Except this isn't the "gay left". It's the gay right, left, and center as well. Have you noticed any gay Republicans opposing the repeal of DADT? Any gay people at all supporting the government's discrimination against its own citizens? But for too many boomers, if it's gay, it's left. For the next generation, that association doesn't hold any more. Maggie Gallagher:

Pity President Obama. He's done more, more quickly, for gay people than any president in history but it's clearly not enough. The leadership, the old heads, are trying to restrain and redirect their people. But gay Americans have imbibed the heady rhetoric of equality — not just any equality, they are the civil-rights movement of this century… The leveling wave of equality demands more, more, more, from government.

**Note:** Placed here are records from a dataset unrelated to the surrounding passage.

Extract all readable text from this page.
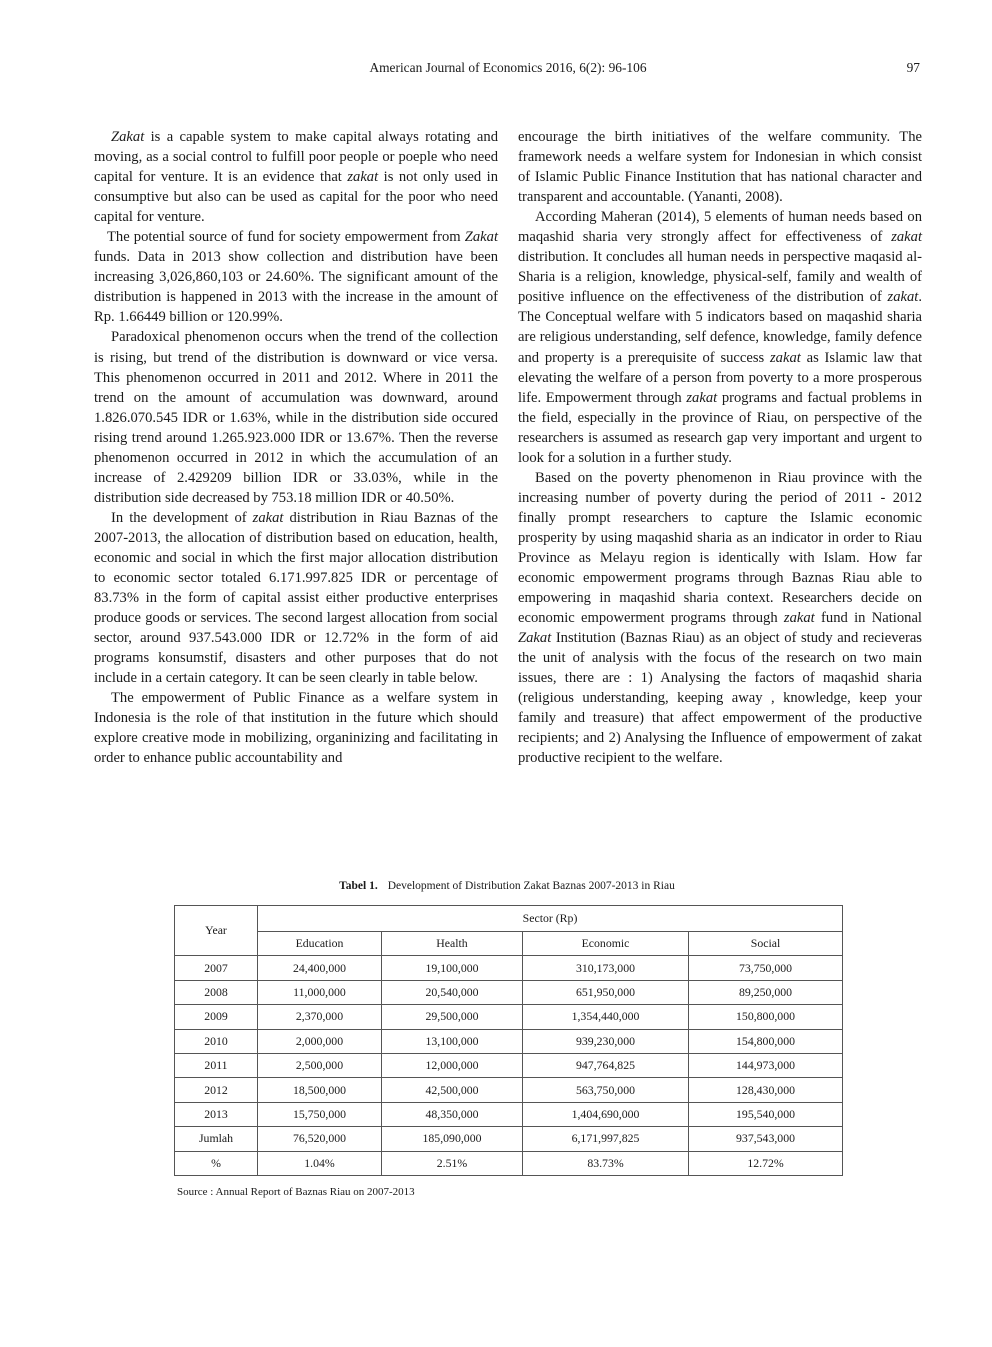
American Journal of Economics 2016, 6(2): 96-106	97

Zakat is a capable system to make capital always rotating and moving, as a social control to fulfill poor people or poeple who need capital for venture. It is an evidence that zakat is not only used in consumptive but also can be used as capital for the poor who need capital for venture.

The potential source of fund for society empowerment from Zakat funds. Data in 2013 show collection and distribution have been increasing 3,026,860,103 or 24.60%. The significant amount of the distribution is happened in 2013 with the increase in the amount of Rp. 1.66449 billion or 120.99%.

Paradoxical phenomenon occurs when the trend of the collection is rising, but trend of the distribution is downward or vice versa. This phenomenon occurred in 2011 and 2012. Where in 2011 the trend on the amount of accumulation was downward, around 1.826.070.545 IDR or 1.63%, while in the distribution side occured rising trend around 1.265.923.000 IDR or 13.67%. Then the reverse phenomenon occurred in 2012 in which the accumulation of an increase of 2.429209 billion IDR or 33.03%, while in the distribution side decreased by 753.18 million IDR or 40.50%.

In the development of zakat distribution in Riau Baznas of the 2007-2013, the allocation of distribution based on education, health, economic and social in which the first major allocation distribution to economic sector totaled 6.171.997.825 IDR or percentage of 83.73% in the form of capital assist either productive enterprises produce goods or services. The second largest allocation from social sector, around 937.543.000 IDR or 12.72% in the form of aid programs konsumstif, disasters and other purposes that do not include in a certain category. It can be seen clearly in table below.

The empowerment of Public Finance as a welfare system in Indonesia is the role of that institution in the future which should explore creative mode in mobilizing, organinizing and facilitating in order to enhance public accountability and

encourage the birth initiatives of the welfare community. The framework needs a welfare system for Indonesian in which consist of Islamic Public Finance Institution that has national character and transparent and accountable. (Yananti, 2008).

According Maheran (2014), 5 elements of human needs based on maqashid sharia very strongly affect for effectiveness of zakat distribution. It concludes all human needs in perspective maqasid al-Sharia is a religion, knowledge, physical-self, family and wealth of positive influence on the effectiveness of the distribution of zakat. The Conceptual welfare with 5 indicators based on maqashid sharia are religious understanding, self defence, knowledge, family defence and property is a prerequisite of success zakat as Islamic law that elevating the welfare of a person from poverty to a more prosperous life. Empowerment through zakat programs and factual problems in the field, especially in the province of Riau, on perspective of the researchers is assumed as research gap very important and urgent to look for a solution in a further study.

Based on the poverty phenomenon in Riau province with the increasing number of poverty during the period of 2011 - 2012 finally prompt researchers to capture the Islamic economic prosperity by using maqashid sharia as an indicator in order to Riau Province as Melayu region is identically with Islam. How far economic empowerment programs through Baznas Riau able to empowering in maqashid sharia context. Researchers decide on economic empowerment programs through zakat fund in National Zakat Institution (Baznas Riau) as an object of study and recieveras the unit of analysis with the focus of the research on two main issues, there are : 1) Analysing the factors of maqashid sharia (religious understanding, keeping away , knowledge, keep your family and treasure) that affect empowerment of the productive recipients; and 2) Analysing the Influence of empowerment of zakat productive recipient to the welfare.

Tabel 1. Development of Distribution Zakat Baznas 2007-2013 in Riau
Year	Sector (Rp)			
	Education	Health	Economic	Social
2007	24,400,000	19,100,000	310,173,000	73,750,000
2008	11,000,000	20,540,000	651,950,000	89,250,000
2009	2,370,000	29,500,000	1,354,440,000	150,800,000
2010	2,000,000	13,100,000	939,230,000	154,800,000
2011	2,500,000	12,000,000	947,764,825	144,973,000
2012	18,500,000	42,500,000	563,750,000	128,430,000
2013	15,750,000	48,350,000	1,404,690,000	195,540,000
Jumlah	76,520,000	185,090,000	6,171,997,825	937,543,000
%	1.04%	2.51%	83.73%	12.72%
Source : Annual Report of Baznas Riau on 2007-2013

We want nothing from the government but to stop discriminating against us. We want to be left alone, as straight people are, allowed to serve our country without worrying, allowed to have legal security in our families as every straight person takes for granted. Why is that so hard to understand? Robert Stacy McCain:

If gay people vote Republican, they might not get the bullet-point agenda items demanded by HRC, but they will at least not have to accept the kind of two-faced, backhanded insults they get from Democrats who claim to be their "friends."

No, we'll get federal amendments to make us second class for ever, and state amendments designed to strip us of dignity and security. And vicious homophobic rhetoric to boot. Ed Morissey:

One can always tell an organization that fails to comprehend the nature and the reach of the blogosphere when “pajamas” gets used as a snide insult. Say, wasn’t this the same candidate who relied heavily on online activism and regularly hailed it as a sign of increased participation in politics? I guess Obama doesn’t value that participation any longer, at least not when being held accountable for his lack of action. 

David Bass:

So, in many ways, the homosexual rights coalition is becoming the evangelical Christian community of the left — a reliable voting pool that the Democrats can take for granted. Could it backfire? Maybe, but I doubt it. Similar to evangelicals, homosexual activists have no other viable third party option. They're stuck. So they make a lot of noise and hope the establishment listens.

Albert Mohler:

In the span of a single sentence, President Obama put his administration publicly on the line to press, not only for the repeal of the Defense of Marriage Act, but for the recognition that same-sex relationships are "just as real and admirable as relationships between a man and a woman." It is virtually impossible to imagine a promise more breathtaking in its revolutionary character than this — to normalize same-sex relationships to the extent that they are recognized as being as admirable as heterosexual marriage.

Saying it's breath-taking and revolutionary doesn't make it so. I see no revolution in the states that have already legalized marriage equality – just lower divorce rates than the Bible Belt, and happy, responsible gay couples and families. Quite why conservatives want to keep gay people marginalized, robbed of civic responsibility and cast out of the family remains a function of two things: fear and ignorance. One person at a time, we are doing what we can to defuse both. Obama, for all his ruthless caution, at least understands that. And I truly believe he does.